12. E.B. White on The Trick to Writing
You asked me about writing — how I did it. There is no trick to it. If you like to write and want to write, you write, no matter where you are or what else you are doing or whether anyone pays any heed. I must have written half a million words (mostly in my journal) before I had anything published
Writing is not a mysterious, mystic activity, no matter how many writers like to act as if it is. The key to writing is simply sitting down and…writing. And don’t give up. Every great writer, published writer, successful writer, has probably written millions of words which will never see the light of day. But none of those words were wasted, because they all helped the writer to become what s/he is today.
13. L.M. Montgomery on Optimism and Negativity
One of the reviews says “The book radiates happiness and optimism.” When I think of the conditions of worry and gloom and care under which it was written I wonder at this…I would not wish to darken any other life — I want instead to be a messenger of optimism and sunshine…It is a joy to feel that my long years of struggle and unaided effort have been crowned with success. (from her journal, 1910)
Be intentional about what you write. Your words and ideas will have an impact on somebody, somewhere, so what kind of influence do you want to be? LM Montgomerry chose to be a “messenger of optimism and sunshine” in spite of the darkness she was struggling with. That’s not hypocrisy, it’s a deliberate choice to be the kind of writer she wanted to be.

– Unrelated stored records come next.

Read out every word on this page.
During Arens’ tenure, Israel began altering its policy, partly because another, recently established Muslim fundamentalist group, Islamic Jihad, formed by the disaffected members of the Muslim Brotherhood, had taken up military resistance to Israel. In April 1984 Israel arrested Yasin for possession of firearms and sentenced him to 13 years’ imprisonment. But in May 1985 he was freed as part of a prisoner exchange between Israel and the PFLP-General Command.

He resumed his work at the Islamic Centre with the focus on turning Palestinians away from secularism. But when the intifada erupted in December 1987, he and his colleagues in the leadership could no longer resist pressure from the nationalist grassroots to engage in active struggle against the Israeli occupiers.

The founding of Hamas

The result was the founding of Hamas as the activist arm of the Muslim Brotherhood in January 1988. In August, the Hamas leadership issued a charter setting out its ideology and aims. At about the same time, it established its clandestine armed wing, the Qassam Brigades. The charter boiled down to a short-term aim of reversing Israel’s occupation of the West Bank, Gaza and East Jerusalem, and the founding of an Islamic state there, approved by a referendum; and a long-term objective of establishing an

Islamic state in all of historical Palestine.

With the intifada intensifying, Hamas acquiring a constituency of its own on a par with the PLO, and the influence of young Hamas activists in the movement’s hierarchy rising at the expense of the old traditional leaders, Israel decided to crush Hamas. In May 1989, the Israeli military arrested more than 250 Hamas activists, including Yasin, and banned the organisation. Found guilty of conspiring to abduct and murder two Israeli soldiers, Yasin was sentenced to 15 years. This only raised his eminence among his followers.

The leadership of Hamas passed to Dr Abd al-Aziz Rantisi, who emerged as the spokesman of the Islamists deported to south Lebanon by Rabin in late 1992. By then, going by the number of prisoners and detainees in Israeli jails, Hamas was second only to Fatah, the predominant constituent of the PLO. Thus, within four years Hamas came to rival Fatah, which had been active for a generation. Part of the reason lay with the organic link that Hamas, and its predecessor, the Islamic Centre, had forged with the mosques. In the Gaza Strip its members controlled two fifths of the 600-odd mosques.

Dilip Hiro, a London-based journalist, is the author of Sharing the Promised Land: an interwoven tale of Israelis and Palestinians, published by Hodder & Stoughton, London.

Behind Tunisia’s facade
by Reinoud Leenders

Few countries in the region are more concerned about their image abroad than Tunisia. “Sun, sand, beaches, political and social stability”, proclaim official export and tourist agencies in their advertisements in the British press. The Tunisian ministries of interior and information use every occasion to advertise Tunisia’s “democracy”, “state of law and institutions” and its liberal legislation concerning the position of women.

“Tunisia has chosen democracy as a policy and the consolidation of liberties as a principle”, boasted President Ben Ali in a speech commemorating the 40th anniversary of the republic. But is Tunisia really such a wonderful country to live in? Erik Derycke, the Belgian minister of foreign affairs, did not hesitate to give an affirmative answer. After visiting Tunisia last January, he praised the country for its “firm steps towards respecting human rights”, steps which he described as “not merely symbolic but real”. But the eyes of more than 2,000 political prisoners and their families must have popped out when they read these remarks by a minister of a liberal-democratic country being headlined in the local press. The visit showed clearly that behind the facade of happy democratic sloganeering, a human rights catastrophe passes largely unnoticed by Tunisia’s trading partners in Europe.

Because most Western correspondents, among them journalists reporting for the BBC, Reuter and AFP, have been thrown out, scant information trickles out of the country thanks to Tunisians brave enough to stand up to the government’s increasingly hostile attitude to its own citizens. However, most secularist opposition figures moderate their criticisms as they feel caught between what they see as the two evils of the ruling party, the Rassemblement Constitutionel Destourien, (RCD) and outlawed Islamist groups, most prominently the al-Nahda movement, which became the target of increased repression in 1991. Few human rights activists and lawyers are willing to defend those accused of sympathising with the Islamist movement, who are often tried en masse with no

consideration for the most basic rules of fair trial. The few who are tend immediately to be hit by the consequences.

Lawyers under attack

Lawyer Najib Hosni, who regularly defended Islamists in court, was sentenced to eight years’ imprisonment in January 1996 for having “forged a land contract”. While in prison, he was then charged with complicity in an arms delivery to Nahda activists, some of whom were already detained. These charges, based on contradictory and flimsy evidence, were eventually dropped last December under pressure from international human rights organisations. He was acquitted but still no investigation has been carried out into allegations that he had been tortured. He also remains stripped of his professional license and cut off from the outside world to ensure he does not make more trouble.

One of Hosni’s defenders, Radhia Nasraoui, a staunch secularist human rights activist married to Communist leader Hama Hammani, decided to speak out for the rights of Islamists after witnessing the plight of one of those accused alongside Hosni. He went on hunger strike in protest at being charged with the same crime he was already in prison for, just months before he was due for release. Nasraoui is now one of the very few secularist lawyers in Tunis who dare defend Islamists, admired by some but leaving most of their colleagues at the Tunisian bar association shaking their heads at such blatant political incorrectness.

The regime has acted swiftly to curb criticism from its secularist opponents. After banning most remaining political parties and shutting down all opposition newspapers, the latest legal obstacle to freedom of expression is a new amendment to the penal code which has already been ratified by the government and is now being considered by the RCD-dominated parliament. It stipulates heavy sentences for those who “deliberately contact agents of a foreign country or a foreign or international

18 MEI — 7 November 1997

14. Madeleine L’Engle on Building Up a Body of Work
“If the artist works only when [s]he feels like it, [s]he’s not apt to build up much of a body of work. Inspiration far more often comes during the work than before it, because the largest part of the job of the artist is to listen to the work and to go where it tells him to go. Ultimately, when you are writing, you stop thinking and write what you hear.
Real writers (and artists in general) don’t usually just create one thing — they create portfolios of work, each project building on skills learned from previous ones. Part of discipline involves putting in the time and energy to create this body of work — the legacy you leave as a writer.
15. John Steinbeck on A Writer’s Audience
Forget your generalized audience. In the first place, the nameless, faceless audience will scare you to death and in the second place, unlike the theater, it doesn’t exist. In writing, your audience is one single reader. I have found that sometimes it helps to pick out one person — a real person you know, or an imagined person and write to that one.
There are no generalities when it comes to readers. Everyone is unique, so there’s no point in trying to “appeal to the masses.” Ironically, when you focus on writing for one specific person, your work will end up resonating with many others. So focus on who you REALLY want to write for, and write for him/her, alone.
Go Forth & Write!
Now that you’ve been filled up with your daily dose of writing inspiration, don’t waste it —DO something with it.
Power up your computer, open your journal, and spend some time brainstorming your next writing project, or continue where you left off on another project.
Remember your calling, recommit yourself to your mission. Write something worth reading.
One day it may be your name and picture and quote in some future “inspirational quote” article, inspiring the writers who come after you.
You are a writer — and it is your turn to write.